Довольно скоро я услышала — дверь отворилась, валенки зашаркали. Сморкаются и шепчутся. Баба в тулупе подошла к отцу, и поклонилась низко, важно.
Открылось непрерывное паломничество. Приходили молча и серьезно. Кланялись, крестились, некоторые руку целовали. И как, когда являлись с обыском, то больше было молодых, так теперь — старых. Хряк снял перед отцом мохнатую папаху. Стоял, слушал Псалтырь и утирал красный свой нос, распухший от мороза. Федор Матвеич в буром шарфе дважды приходил: «обчество, знашь-понимашь, могилу будет рыть, от себя, барину». На дворе метель гремела. Приезжал батюшка, служил панихиду. Кабинет отца, с инженерскими журналами, скромным верстаком, ружьями злосчастными, оленьими рогами — превратился в этот день в часовню. Пахло елочками, ладаном, легкой копотью свечей. Мы мало разговаривали. Все теперь покойны, и серьезны. Молча мы обедали и ужинали, и хоть уговору не было, говорили вполголоса. Неизмеримое безмолвие шло из отцовой комнаты.
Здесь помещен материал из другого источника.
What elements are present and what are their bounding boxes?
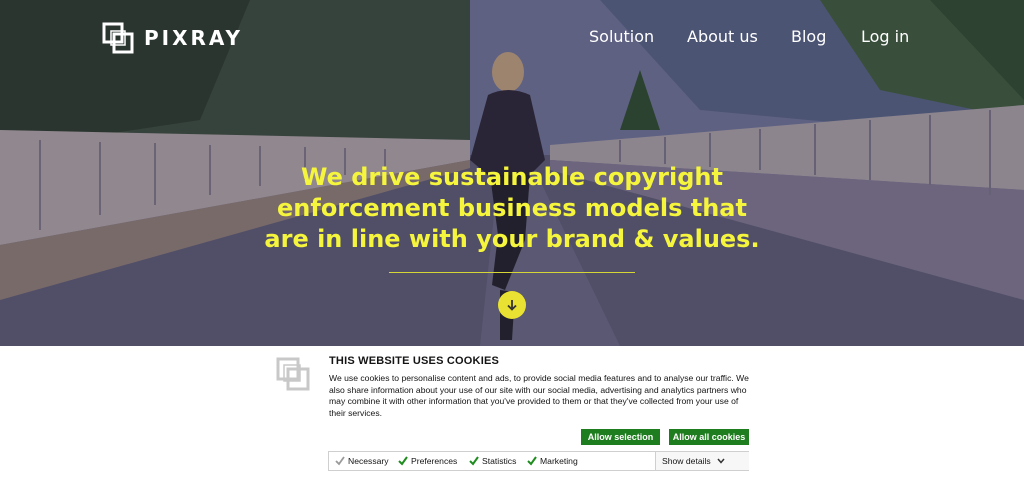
- headline-line-2: enforcement business models that: [277, 194, 747, 222]
- cookie-consent-options: Necessary Preferences Statistics Marketi…: [328, 451, 749, 471]
- cookie-description: We use cookies to personalise content an…: [329, 373, 749, 418]
- nav-blog[interactable]: Blog: [791, 27, 826, 46]
- checkmark-icon: [335, 456, 345, 466]
- allow-selection-button[interactable]: Allow selection: [581, 429, 660, 445]
- main-nav: Solution About us Blog Log in: [0, 27, 1024, 47]
- checkbox-marketing[interactable]: Marketing: [527, 452, 578, 470]
- checkbox-label: Statistics: [482, 456, 517, 466]
- chevron-down-icon: [717, 458, 725, 464]
- checkbox-preferences[interactable]: Preferences: [398, 452, 457, 470]
- checkbox-label: Marketing: [540, 456, 578, 466]
- checkbox-label: Necessary: [348, 456, 389, 466]
- checkbox-necessary: Necessary: [335, 452, 389, 470]
- show-details-button[interactable]: Show details: [655, 452, 749, 470]
- hero-section: PIXRAY Solution About us Blog Log in We …: [0, 0, 1024, 346]
- nav-about-us[interactable]: About us: [687, 27, 758, 46]
- scroll-down-button[interactable]: [498, 291, 526, 319]
- checkbox-label: Preferences: [411, 456, 458, 466]
- hero-headline: We drive sustainable copyright enforceme…: [232, 162, 792, 255]
- checkmark-icon: [527, 456, 537, 466]
- nav-log-in[interactable]: Log in: [861, 27, 909, 46]
- cookie-title: THIS WEBSITE USES COOKIES: [329, 355, 500, 367]
- headline-line-3: are in line with your brand & values.: [264, 225, 760, 253]
- checkbox-statistics[interactable]: Statistics: [469, 452, 516, 470]
- show-details-label: Show details: [662, 456, 711, 466]
- allow-all-cookies-button[interactable]: Allow all cookies: [669, 429, 749, 445]
- checkmark-icon: [469, 456, 479, 466]
- headline-divider: [389, 272, 635, 273]
- arrow-down-icon: [507, 300, 517, 311]
- cookiebot-logo-icon: [276, 357, 310, 391]
- checkmark-icon: [398, 456, 408, 466]
- headline-line-1: We drive sustainable copyright: [301, 163, 723, 191]
- nav-solution[interactable]: Solution: [589, 27, 654, 46]
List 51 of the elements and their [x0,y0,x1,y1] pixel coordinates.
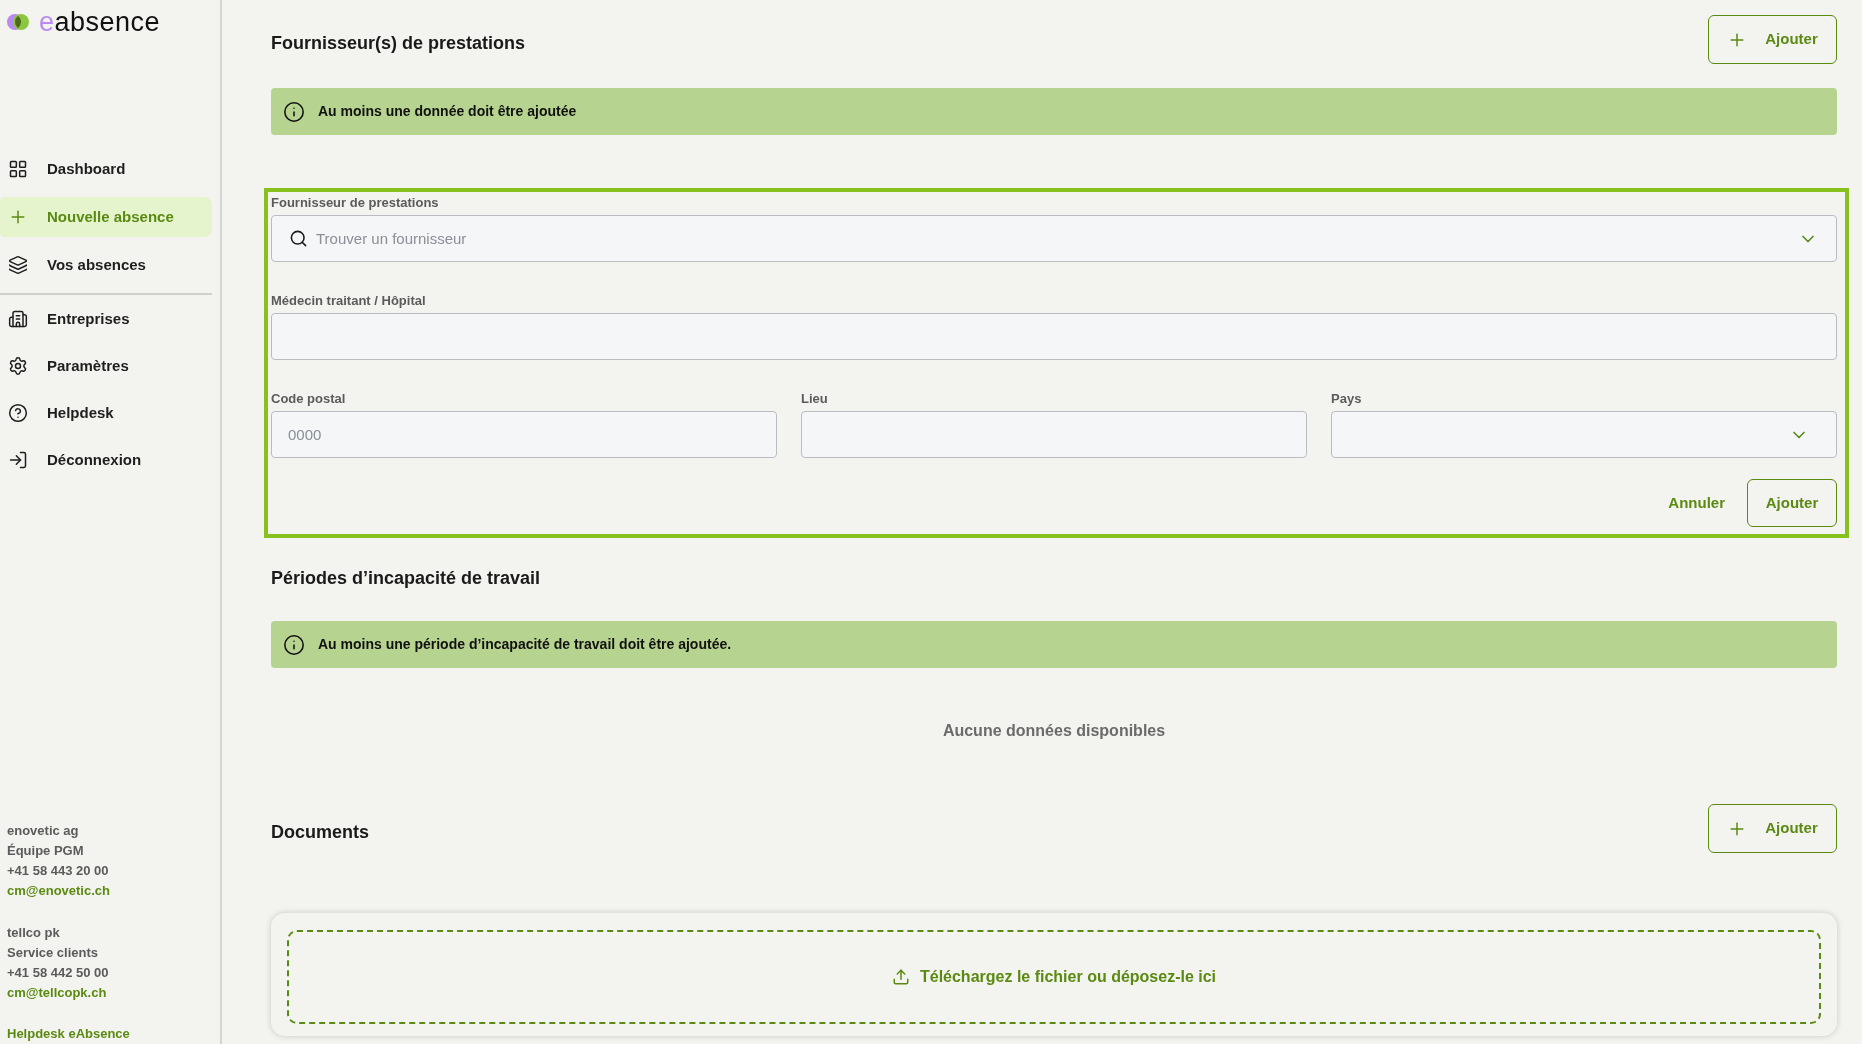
nav-item[interactable]: Entreprises [0,299,212,339]
info-icon [283,100,305,123]
nav-item[interactable]: Dashboard [0,149,212,189]
section-title: Fournisseur(s) de prestations [271,31,526,55]
contact-text: +41 58 443 20 00 [7,862,109,880]
nav-item[interactable]: Helpdesk [0,393,212,433]
contact-text: Service clients [7,944,99,962]
email-link[interactable]: cm@enovetic.ch [7,881,110,901]
submit-button[interactable]: Ajouter [1747,479,1837,527]
building-icon [8,309,28,329]
notice-text: Au moins une période d’incapacité de travail doit être ajoutée. [318,635,732,654]
info-icon [283,633,305,656]
section-title: Documents [271,820,369,844]
contact-text: Équipe PGM [7,842,84,860]
nav-item[interactable]: Vos absences [0,245,212,285]
contact-text: tellco pk [7,924,60,942]
nav-item[interactable]: Nouvelle absence [0,197,212,237]
empty-state-text: Aucune données disponibles [942,721,1166,741]
field-label: Fournisseur de prestations [271,194,439,212]
select-field[interactable] [1331,411,1837,458]
section-title: Périodes d’incapacité de travail [271,567,541,590]
logo-icon [7,14,29,30]
upload-text: Téléchargez le fichier ou déposez-le ici [919,967,1217,987]
nav-item[interactable]: Paramètres [0,346,212,386]
layers-icon [8,255,28,275]
combobox-field[interactable]: Trouver un fournisseur [271,215,1837,262]
sign-in-icon [8,450,28,470]
add-button[interactable]: Ajouter [1708,804,1837,853]
nav-item[interactable]: Déconnexion [0,440,212,480]
email-link[interactable]: cm@tellcopk.ch [7,983,107,1003]
help-icon [8,403,28,423]
search-input[interactable]: Trouver un fournisseur [316,223,1790,254]
grid-icon [8,159,28,179]
notice-text: Au moins une donnée doit être ajoutée [318,102,577,121]
input-field[interactable]: 0000 [271,411,777,458]
cancel-button[interactable]: Annuler [1666,479,1727,527]
field-label: Pays [1331,390,1362,408]
upload-icon [891,968,910,986]
field-label: Code postal [271,390,346,408]
contact-text: +41 58 442 50 00 [7,964,109,982]
contact-text: enovetic ag [7,822,79,840]
input-field[interactable] [271,313,1837,360]
field-label: Médecin traitant / Hôpital [271,292,426,310]
settings-icon [8,356,28,376]
upload-dropzone[interactable]: Téléchargez le fichier ou déposez-le ici [287,930,1821,1024]
input-field[interactable] [801,411,1307,458]
logo-wordmark: eabsence [39,8,161,36]
field-label: Lieu [801,390,828,408]
search-icon [289,229,308,248]
add-button[interactable]: Ajouter [1708,15,1837,64]
helpdesk-link[interactable]: Helpdesk eAbsence [7,1024,130,1044]
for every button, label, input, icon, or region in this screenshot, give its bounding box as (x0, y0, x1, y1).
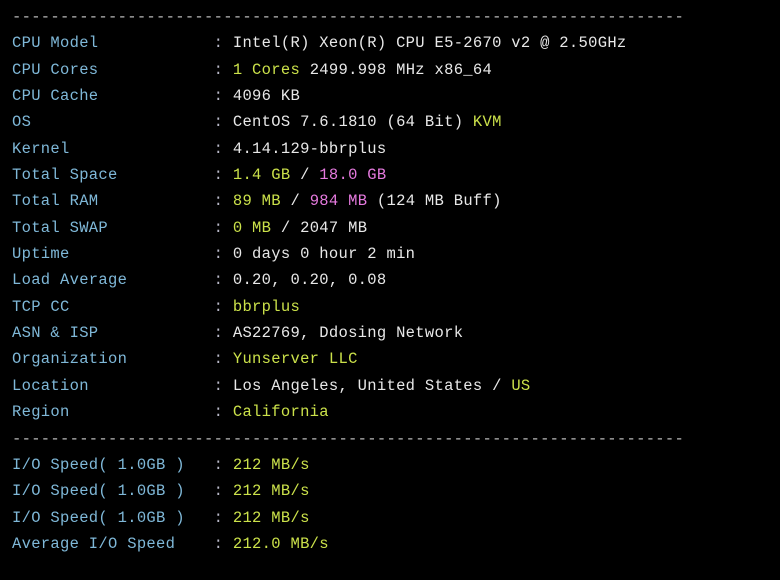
colon: : (214, 271, 224, 289)
label-location: Location (12, 377, 204, 395)
slash: / (281, 219, 291, 237)
separator-top: ----------------------------------------… (12, 4, 768, 30)
label-os: OS (12, 113, 204, 131)
row-load-avg: Load Average : 0.20, 0.20, 0.08 (12, 267, 768, 293)
value-ram-buff: (124 MB Buff) (377, 192, 502, 210)
row-os: OS : CentOS 7.6.1810 (64 Bit) KVM (12, 109, 768, 135)
label-uptime: Uptime (12, 245, 204, 263)
row-org: Organization : Yunserver LLC (12, 346, 768, 372)
row-cpu-cache: CPU Cache : 4096 KB (12, 83, 768, 109)
value-space-used: 1.4 GB (233, 166, 291, 184)
label-asn-isp: ASN & ISP (12, 324, 204, 342)
colon: : (214, 245, 224, 263)
row-total-ram: Total RAM : 89 MB / 984 MB (124 MB Buff) (12, 188, 768, 214)
label-load-avg: Load Average (12, 271, 204, 289)
value-kernel: 4.14.129-bbrplus (233, 140, 387, 158)
value-cpu-model: Intel(R) Xeon(R) CPU E5-2670 v2 @ 2.50GH… (233, 34, 627, 52)
colon: : (214, 87, 224, 105)
value-io-1: 212 MB/s (233, 456, 310, 474)
label-kernel: Kernel (12, 140, 204, 158)
row-cpu-model: CPU Model : Intel(R) Xeon(R) CPU E5-2670… (12, 30, 768, 56)
colon: : (214, 350, 224, 368)
colon: : (214, 509, 224, 527)
colon: : (214, 34, 224, 52)
row-io-1: I/O Speed( 1.0GB ) : 212 MB/s (12, 452, 768, 478)
slash: / (290, 192, 300, 210)
colon: : (214, 535, 224, 553)
slash: / (300, 166, 310, 184)
row-cpu-cores: CPU Cores : 1 Cores 2499.998 MHz x86_64 (12, 57, 768, 83)
colon: : (214, 166, 224, 184)
value-cpu-cores-count: 1 Cores (233, 61, 300, 79)
row-io-avg: Average I/O Speed : 212.0 MB/s (12, 531, 768, 557)
label-region: Region (12, 403, 204, 421)
value-uptime: 0 days 0 hour 2 min (233, 245, 415, 263)
label-io-3: I/O Speed( 1.0GB ) (12, 509, 204, 527)
colon: : (214, 298, 224, 316)
value-swap-used: 0 MB (233, 219, 271, 237)
label-cpu-cores: CPU Cores (12, 61, 204, 79)
label-tcp-cc: TCP CC (12, 298, 204, 316)
value-io-avg: 212.0 MB/s (233, 535, 329, 553)
value-io-2: 212 MB/s (233, 482, 310, 500)
label-io-1: I/O Speed( 1.0GB ) (12, 456, 204, 474)
label-cpu-cache: CPU Cache (12, 87, 204, 105)
value-ram-total: 984 MB (310, 192, 368, 210)
row-io-3: I/O Speed( 1.0GB ) : 212 MB/s (12, 505, 768, 531)
row-uptime: Uptime : 0 days 0 hour 2 min (12, 241, 768, 267)
colon: : (214, 140, 224, 158)
value-location-name: Los Angeles, United States (233, 377, 483, 395)
colon: : (214, 61, 224, 79)
colon: : (214, 219, 224, 237)
colon: : (214, 377, 224, 395)
label-cpu-model: CPU Model (12, 34, 204, 52)
value-io-3: 212 MB/s (233, 509, 310, 527)
colon: : (214, 192, 224, 210)
value-os-name: CentOS 7.6.1810 (64 Bit) (233, 113, 463, 131)
colon: : (214, 403, 224, 421)
value-cpu-cores-freq: 2499.998 MHz x86_64 (310, 61, 492, 79)
label-io-2: I/O Speed( 1.0GB ) (12, 482, 204, 500)
row-region: Region : California (12, 399, 768, 425)
colon: : (214, 456, 224, 474)
value-tcp-cc: bbrplus (233, 298, 300, 316)
slash: / (492, 377, 502, 395)
value-location-code: US (511, 377, 530, 395)
colon: : (214, 482, 224, 500)
row-io-2: I/O Speed( 1.0GB ) : 212 MB/s (12, 478, 768, 504)
value-swap-total: 2047 MB (300, 219, 367, 237)
value-cpu-cache: 4096 KB (233, 87, 300, 105)
colon: : (214, 113, 224, 131)
value-org: Yunserver LLC (233, 350, 358, 368)
value-ram-used: 89 MB (233, 192, 281, 210)
row-location: Location : Los Angeles, United States / … (12, 373, 768, 399)
value-space-total: 18.0 GB (319, 166, 386, 184)
value-region: California (233, 403, 329, 421)
row-tcp-cc: TCP CC : bbrplus (12, 294, 768, 320)
label-total-ram: Total RAM (12, 192, 204, 210)
value-load-avg: 0.20, 0.20, 0.08 (233, 271, 387, 289)
label-total-space: Total Space (12, 166, 204, 184)
label-total-swap: Total SWAP (12, 219, 204, 237)
row-total-swap: Total SWAP : 0 MB / 2047 MB (12, 215, 768, 241)
value-os-virt: KVM (473, 113, 502, 131)
row-kernel: Kernel : 4.14.129-bbrplus (12, 136, 768, 162)
row-total-space: Total Space : 1.4 GB / 18.0 GB (12, 162, 768, 188)
value-asn-isp: AS22769, Ddosing Network (233, 324, 463, 342)
label-org: Organization (12, 350, 204, 368)
row-asn-isp: ASN & ISP : AS22769, Ddosing Network (12, 320, 768, 346)
separator-mid: ----------------------------------------… (12, 426, 768, 452)
colon: : (214, 324, 224, 342)
label-io-avg: Average I/O Speed (12, 535, 204, 553)
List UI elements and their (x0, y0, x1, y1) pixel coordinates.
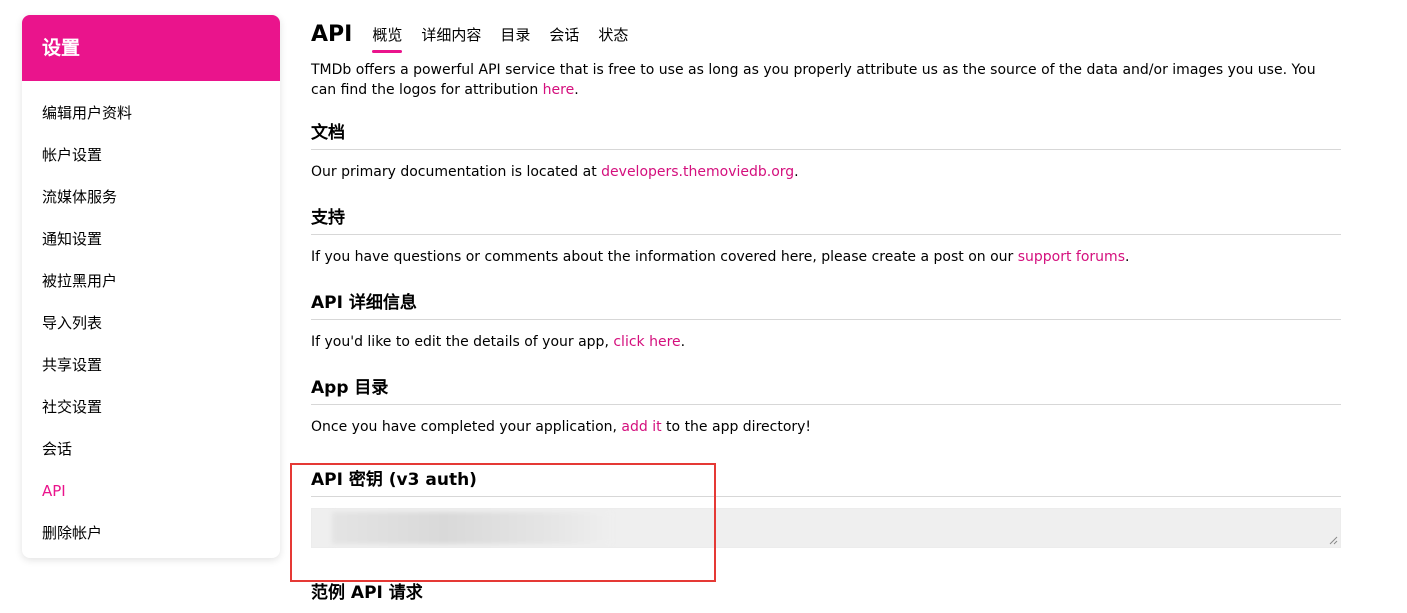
support-text-end: . (1125, 249, 1130, 265)
docs-paragraph: Our primary documentation is located at … (311, 162, 1341, 182)
app-directory-section: App 目录 Once you have completed your appl… (311, 376, 1341, 437)
sidebar-item-notification-settings[interactable]: 通知设置 (22, 218, 280, 260)
support-section: 支持 If you have questions or comments abo… (311, 206, 1341, 267)
api-tab-bar: API 概览 详细内容 目录 会话 状态 (311, 14, 1341, 53)
tab-sessions[interactable]: 会话 (549, 20, 579, 50)
intro-text: TMDb offers a powerful API service that … (311, 62, 1316, 98)
sidebar-item-sessions[interactable]: 会话 (22, 428, 280, 470)
sidebar-item-api[interactable]: API (22, 470, 280, 512)
docs-text-end: . (794, 164, 799, 180)
support-paragraph: If you have questions or comments about … (311, 247, 1341, 267)
sidebar-item-streaming-services[interactable]: 流媒体服务 (22, 176, 280, 218)
api-details-section: API 详细信息 If you'd like to edit the detai… (311, 291, 1341, 352)
example-request-section: 范例 API 请求 (311, 581, 1341, 609)
sidebar-title: 设置 (22, 15, 280, 81)
tab-details[interactable]: 详细内容 (421, 20, 481, 50)
api-details-heading: API 详细信息 (311, 291, 1341, 320)
app-directory-text-end: to the app directory! (661, 419, 812, 435)
sidebar-menu: 编辑用户资料 帐户设置 流媒体服务 通知设置 被拉黑用户 导入列表 共享设置 社… (22, 81, 280, 554)
page-title: API (311, 22, 353, 47)
support-heading: 支持 (311, 206, 1341, 235)
app-directory-heading: App 目录 (311, 376, 1341, 405)
app-directory-text: Once you have completed your application… (311, 419, 622, 435)
sidebar-item-import-list[interactable]: 导入列表 (22, 302, 280, 344)
sidebar-item-edit-profile[interactable]: 编辑用户资料 (22, 92, 280, 134)
add-to-directory-link[interactable]: add it (621, 419, 661, 435)
attribution-logos-link[interactable]: here (543, 82, 575, 98)
tab-overview[interactable]: 概览 (372, 20, 403, 53)
developer-docs-link[interactable]: developers.themoviedb.org (601, 164, 794, 180)
support-forums-link[interactable]: support forums (1018, 249, 1125, 265)
docs-heading: 文档 (311, 121, 1341, 150)
app-directory-paragraph: Once you have completed your application… (311, 417, 1341, 437)
support-text: If you have questions or comments about … (311, 249, 1018, 265)
example-request-heading: 范例 API 请求 (311, 583, 423, 603)
edit-app-details-link[interactable]: click here (613, 334, 680, 350)
sidebar-item-delete-account[interactable]: 删除帐户 (22, 512, 280, 554)
docs-text: Our primary documentation is located at (311, 164, 602, 180)
highlight-box (290, 463, 716, 582)
resize-handle-icon[interactable] (1328, 535, 1338, 545)
sidebar-item-account-settings[interactable]: 帐户设置 (22, 134, 280, 176)
tab-status[interactable]: 状态 (598, 20, 628, 50)
sidebar-item-social-settings[interactable]: 社交设置 (22, 386, 280, 428)
tab-directory[interactable]: 目录 (500, 20, 530, 50)
api-details-text-end: . (680, 334, 686, 350)
sidebar-item-blocked-users[interactable]: 被拉黑用户 (22, 260, 280, 302)
intro-paragraph: TMDb offers a powerful API service that … (311, 60, 1341, 100)
intro-text-end: . (574, 82, 579, 98)
sidebar-item-sharing-settings[interactable]: 共享设置 (22, 344, 280, 386)
docs-section: 文档 Our primary documentation is located … (311, 121, 1341, 182)
api-details-text: If you'd like to edit the details of you… (311, 334, 614, 350)
settings-sidebar: 设置 编辑用户资料 帐户设置 流媒体服务 通知设置 被拉黑用户 导入列表 共享设… (22, 15, 280, 558)
api-details-paragraph: If you'd like to edit the details of you… (311, 332, 1341, 352)
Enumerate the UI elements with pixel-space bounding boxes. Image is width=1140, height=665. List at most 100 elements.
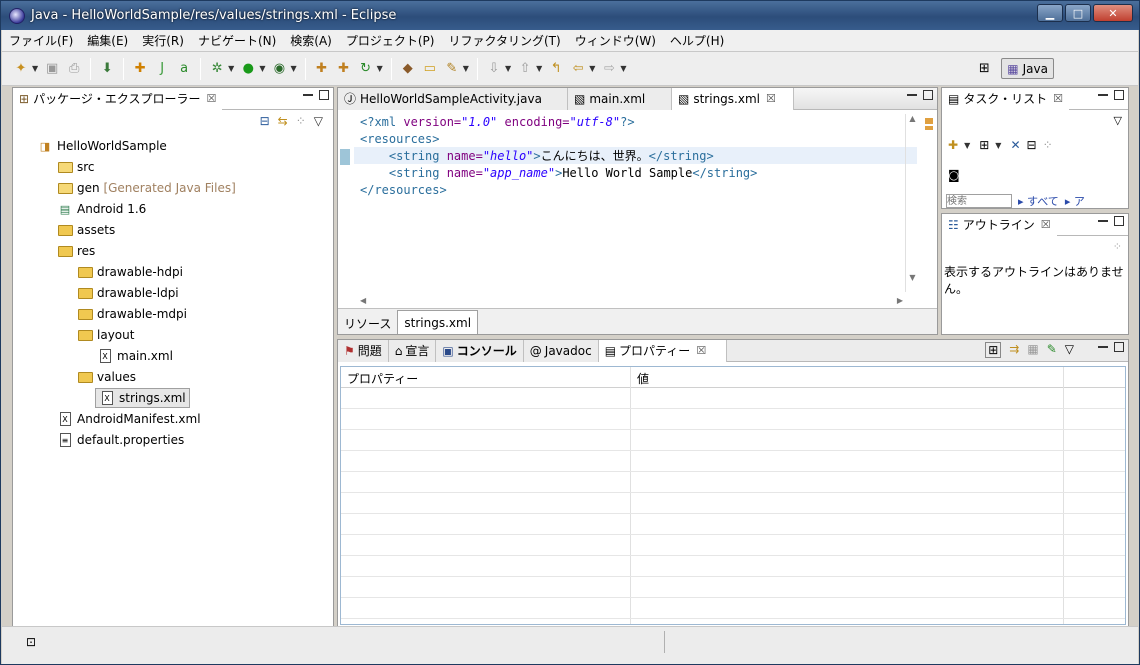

Вечером сидели без огня, у печки. Глядя на златисто-огненное пламя, вспоминали отца, мелочи и словечки его. Поздно ночью привезли гроб — сделан из сосны нашего парка, давно срезанной и разделенной между «обчеством» и нами. А заботливая Люба уж давно и досок распорядилась напилить.
Андрюша спал, когда огромный, бурый гроб въехал в дом наш – посетителем суровым и безмолвным. Это тяжкая минута. Суд и Смерть являются в облике простом.
А на другое утро, в этом же гробу, на руках мужчин наших и мужиков деревенских торжественно выплыл отец из своего дома. Двери настежь все отворены. Задуло ветром, снег врывался в маленькие сени — отец их называл «фонарь» — а он победоносно уходил из дома, в сумрачном триумфе, на руках тех, перед кем так беззащитен был при жизни.
Служили литии на морозе. Вся деревня снова собралась. Конечно, в бедной и убогой жизни это снова развлечение.
Все тот же петушок, единственный конек, оставшийся у нас, в розвальнях, шагом вез своего бывшего хозяина. «А я беден и стражду; да оградит меня помощь Твоя, Боже!» Мы с Любой гроб придерживали. Маркел, Георгиевский и Андрюша — на других розвальнях, Федора Матвеича.
Я помню резкий ветер, заметюшку, сыпавшую сухим снегом под мохнатые бабки Петушка, оленью шапку на Андрюше, грузного Маркела, Георгиевского, как всегда прямого и покойного. Помню на ветру замерзшие слезинки на ресницах Любы. Церковь, плохо топленую, отпевание, присмиревших барышень Немешаевых, глубокомысленного, глаза таращащего Степана Назарыча в лисьей куртке.
И на лбу венчик, и прощальное целование. Метель разыгравшуюся, в метель непокрытые головы мужчин, и как Андрюше не хотелось, чтобы голову ему я завязала шарфом — всетаки я завязала.